Does testifying before the Truth and Reconciliation Commission exempt you from prosecution by the Court?

No. It does not. There is no amnesty or immunity if you come before the TRC. However, we will not concern ourselves if you come before the TRC. Nor do we necessarily want to know who comes before the TRC. It is a separate and distinct operation, and it should be. We do not plan on asking the TRC for any information whatsoever. We don't!

Tell me something about yourself. How does someone like you become a chief investigator for the Special Court in Sierra Leone? Are you a lawyer? Private investigator? Or what?

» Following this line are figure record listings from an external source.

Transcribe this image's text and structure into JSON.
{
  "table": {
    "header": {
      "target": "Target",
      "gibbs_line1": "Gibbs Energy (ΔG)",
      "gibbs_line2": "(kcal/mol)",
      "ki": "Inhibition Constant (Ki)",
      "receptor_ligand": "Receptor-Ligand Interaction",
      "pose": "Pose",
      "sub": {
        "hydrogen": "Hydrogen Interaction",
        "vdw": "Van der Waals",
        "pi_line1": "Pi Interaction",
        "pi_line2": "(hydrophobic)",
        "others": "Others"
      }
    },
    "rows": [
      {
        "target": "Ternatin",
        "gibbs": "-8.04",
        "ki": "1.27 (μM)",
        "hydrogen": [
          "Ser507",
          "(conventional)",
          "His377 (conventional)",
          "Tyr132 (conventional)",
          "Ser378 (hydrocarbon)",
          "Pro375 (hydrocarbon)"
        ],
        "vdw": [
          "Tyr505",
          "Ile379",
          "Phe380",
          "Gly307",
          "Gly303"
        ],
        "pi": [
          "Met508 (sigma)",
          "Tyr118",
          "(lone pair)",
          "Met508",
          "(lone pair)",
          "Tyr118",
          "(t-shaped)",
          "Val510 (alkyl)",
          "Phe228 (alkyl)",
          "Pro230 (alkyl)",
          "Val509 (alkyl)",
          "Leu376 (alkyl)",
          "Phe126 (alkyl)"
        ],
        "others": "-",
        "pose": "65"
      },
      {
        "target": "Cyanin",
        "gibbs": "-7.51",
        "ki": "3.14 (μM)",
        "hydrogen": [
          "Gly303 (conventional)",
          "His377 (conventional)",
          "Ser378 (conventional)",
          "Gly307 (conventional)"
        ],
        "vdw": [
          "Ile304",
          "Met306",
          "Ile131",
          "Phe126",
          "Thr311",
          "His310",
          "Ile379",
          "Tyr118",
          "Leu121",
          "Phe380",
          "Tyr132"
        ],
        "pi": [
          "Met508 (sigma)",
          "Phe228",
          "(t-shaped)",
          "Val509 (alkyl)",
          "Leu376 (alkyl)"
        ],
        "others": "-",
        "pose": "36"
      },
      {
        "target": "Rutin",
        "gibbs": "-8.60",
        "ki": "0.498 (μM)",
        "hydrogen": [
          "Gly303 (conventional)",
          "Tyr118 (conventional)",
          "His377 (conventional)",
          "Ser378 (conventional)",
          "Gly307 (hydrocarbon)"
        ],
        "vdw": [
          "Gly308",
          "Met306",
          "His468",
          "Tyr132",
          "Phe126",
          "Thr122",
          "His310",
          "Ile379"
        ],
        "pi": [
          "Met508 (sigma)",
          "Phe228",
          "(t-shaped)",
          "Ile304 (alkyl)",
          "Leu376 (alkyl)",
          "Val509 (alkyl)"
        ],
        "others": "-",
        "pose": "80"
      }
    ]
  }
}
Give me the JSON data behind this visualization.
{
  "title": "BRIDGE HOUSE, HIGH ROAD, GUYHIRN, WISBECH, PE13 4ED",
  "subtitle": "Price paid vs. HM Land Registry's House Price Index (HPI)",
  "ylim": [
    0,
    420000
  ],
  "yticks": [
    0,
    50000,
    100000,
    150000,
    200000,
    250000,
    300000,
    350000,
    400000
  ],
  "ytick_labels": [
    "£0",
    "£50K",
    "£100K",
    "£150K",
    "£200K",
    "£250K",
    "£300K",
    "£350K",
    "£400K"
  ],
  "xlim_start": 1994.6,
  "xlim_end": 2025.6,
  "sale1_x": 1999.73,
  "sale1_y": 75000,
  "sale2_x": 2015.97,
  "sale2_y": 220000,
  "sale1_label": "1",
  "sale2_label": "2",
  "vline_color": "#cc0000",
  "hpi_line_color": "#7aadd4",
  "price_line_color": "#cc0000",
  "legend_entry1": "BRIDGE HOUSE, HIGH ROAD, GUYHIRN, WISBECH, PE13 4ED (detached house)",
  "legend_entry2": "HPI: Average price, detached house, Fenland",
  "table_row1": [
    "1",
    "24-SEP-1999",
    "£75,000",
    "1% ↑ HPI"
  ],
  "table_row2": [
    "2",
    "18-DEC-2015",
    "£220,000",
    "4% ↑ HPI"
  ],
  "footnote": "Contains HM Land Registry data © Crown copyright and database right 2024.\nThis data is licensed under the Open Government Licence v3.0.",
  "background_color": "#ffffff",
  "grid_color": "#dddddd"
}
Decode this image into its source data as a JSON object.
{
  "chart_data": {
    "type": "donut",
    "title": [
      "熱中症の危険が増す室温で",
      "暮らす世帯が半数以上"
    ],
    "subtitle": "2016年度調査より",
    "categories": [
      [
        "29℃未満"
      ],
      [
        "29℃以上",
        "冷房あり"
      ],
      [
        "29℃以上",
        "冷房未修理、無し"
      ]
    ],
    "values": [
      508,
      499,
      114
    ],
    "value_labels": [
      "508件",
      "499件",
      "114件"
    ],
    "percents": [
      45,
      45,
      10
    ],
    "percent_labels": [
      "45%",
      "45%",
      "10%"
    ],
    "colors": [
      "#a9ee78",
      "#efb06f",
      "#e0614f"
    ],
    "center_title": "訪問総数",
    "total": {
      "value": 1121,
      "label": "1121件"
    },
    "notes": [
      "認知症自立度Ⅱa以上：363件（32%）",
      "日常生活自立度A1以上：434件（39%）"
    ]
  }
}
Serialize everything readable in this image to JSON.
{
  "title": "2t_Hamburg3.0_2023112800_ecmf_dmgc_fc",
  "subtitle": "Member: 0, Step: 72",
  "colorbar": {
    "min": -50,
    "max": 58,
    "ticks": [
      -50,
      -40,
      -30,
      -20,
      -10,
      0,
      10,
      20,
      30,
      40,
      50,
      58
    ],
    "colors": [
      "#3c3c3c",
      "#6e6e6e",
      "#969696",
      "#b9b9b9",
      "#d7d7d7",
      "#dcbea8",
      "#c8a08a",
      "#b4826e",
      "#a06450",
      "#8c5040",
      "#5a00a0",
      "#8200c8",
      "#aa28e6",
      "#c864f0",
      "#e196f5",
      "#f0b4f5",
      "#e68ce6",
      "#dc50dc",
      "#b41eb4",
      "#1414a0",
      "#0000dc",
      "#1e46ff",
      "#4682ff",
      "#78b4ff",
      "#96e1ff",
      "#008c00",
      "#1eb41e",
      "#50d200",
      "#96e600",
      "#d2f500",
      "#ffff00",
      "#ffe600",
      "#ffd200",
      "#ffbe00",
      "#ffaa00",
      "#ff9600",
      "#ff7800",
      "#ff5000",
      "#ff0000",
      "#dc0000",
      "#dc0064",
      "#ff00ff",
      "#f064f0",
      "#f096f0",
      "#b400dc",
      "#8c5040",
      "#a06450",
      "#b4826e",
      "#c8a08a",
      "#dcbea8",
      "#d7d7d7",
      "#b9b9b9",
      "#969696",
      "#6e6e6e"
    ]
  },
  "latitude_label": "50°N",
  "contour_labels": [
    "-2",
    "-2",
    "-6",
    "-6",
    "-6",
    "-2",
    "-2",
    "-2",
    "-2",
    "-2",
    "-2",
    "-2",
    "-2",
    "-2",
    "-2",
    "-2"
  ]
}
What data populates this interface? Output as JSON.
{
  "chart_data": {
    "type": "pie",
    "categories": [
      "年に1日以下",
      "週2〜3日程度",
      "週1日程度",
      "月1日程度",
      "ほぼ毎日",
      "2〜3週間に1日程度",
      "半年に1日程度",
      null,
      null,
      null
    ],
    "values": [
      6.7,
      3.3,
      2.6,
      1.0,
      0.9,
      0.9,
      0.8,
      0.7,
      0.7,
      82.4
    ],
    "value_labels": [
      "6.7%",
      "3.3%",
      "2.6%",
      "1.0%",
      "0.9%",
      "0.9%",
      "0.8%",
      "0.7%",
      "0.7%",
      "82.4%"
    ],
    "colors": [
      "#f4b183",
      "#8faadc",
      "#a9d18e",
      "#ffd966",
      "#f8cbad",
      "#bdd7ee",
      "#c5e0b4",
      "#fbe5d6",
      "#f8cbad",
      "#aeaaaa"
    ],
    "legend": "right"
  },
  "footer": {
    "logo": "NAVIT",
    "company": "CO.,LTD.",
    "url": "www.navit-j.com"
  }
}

I was a federal law enforcement officer with the United States government. I was a former senior executive with the Department of Defense. Both Mr. Crane and I served with the office of the Inspector General of the Department of Defense. He was the director of the office of Intelligence Review and I was the director of Investigative Operations for the Defense Criminal Investigative Service. We had known each other for many, many years and I have conducted a wide variety of crime cases - white collar crime - bribery, corruption, crimes against person, crimes against property, sexual assaults. I've had a wide variety of experience. I have a masters degree in management and a PhD in criminal social justice. I've been in law enforcement for 30 years. So, as far as I was concerned, when I was asked by Mr. Crane to assume this position, I was honored because I really felt that we could truly make a difference by holding people accountable who were literally able to engage in activities with impunity.

This is my first experience in Africa.

As someone coming to the continent for the first time, particularly in this sort of ugly situation, what's etched in your mind?

It has been such a unique experience, both the good and the bad. To witness such a beautiful country in such a state of disrepair because of the war for the past ten years, to see the toll the war has taken. However, one of the things I have enjoyed about Sierra Leone is the people. The people are resilient, very forgiving, a very, very friendly people.

One worry expressed by some Sierra Leoneans is that in some ways this entire process is happening a bit too fast, too early, in the sense that they are trying to get a stable political and civil system in place and having a war crimes prosecution underway at the same time, with all that this might unleash, really undermines stability. RUF rebels who say they disarmed, for example, with the understanding that they would not be prosecuted, are angry at what they might consider a 'double cross'. Stated broadly, I guess the idea is that it might be better to talk of reconciliation rather than prosecution. What's your response?

Truly, it depends on who you talk to. The bottom line is, the mandate exists, the statute exists, and our obligation is to move forward. The personal response I have to that is, if not now, when? This is cyclic. History has repeated itself time and time again. Civil war has been going on here since March of 1991. [Rebels] may have put down their arms, but after the Lome Peace Agreement [July 1999] 500 UN peacekeeping troops in May 2000 were taken hostage by the RUF; some were killed. That was [soon after] the Lome peace agreement. You cannot expect to turn in your weapons after you have made that commitment in Lome, continue to engage in criminal activities and be exempt from prosecution. Until disarmament in January 2002, there were still ongoing activities by the RUF in Sierra Leone.

But keep in mind this is not solely and exclusively about the RUF. That's what I want to make clear, without mentioning names. This is not just about a specific individual or a specific group.The war keeps repeating itself here every two years or so. This is really all about diamonds. If people aren't held accountable now, you will never have a stable government.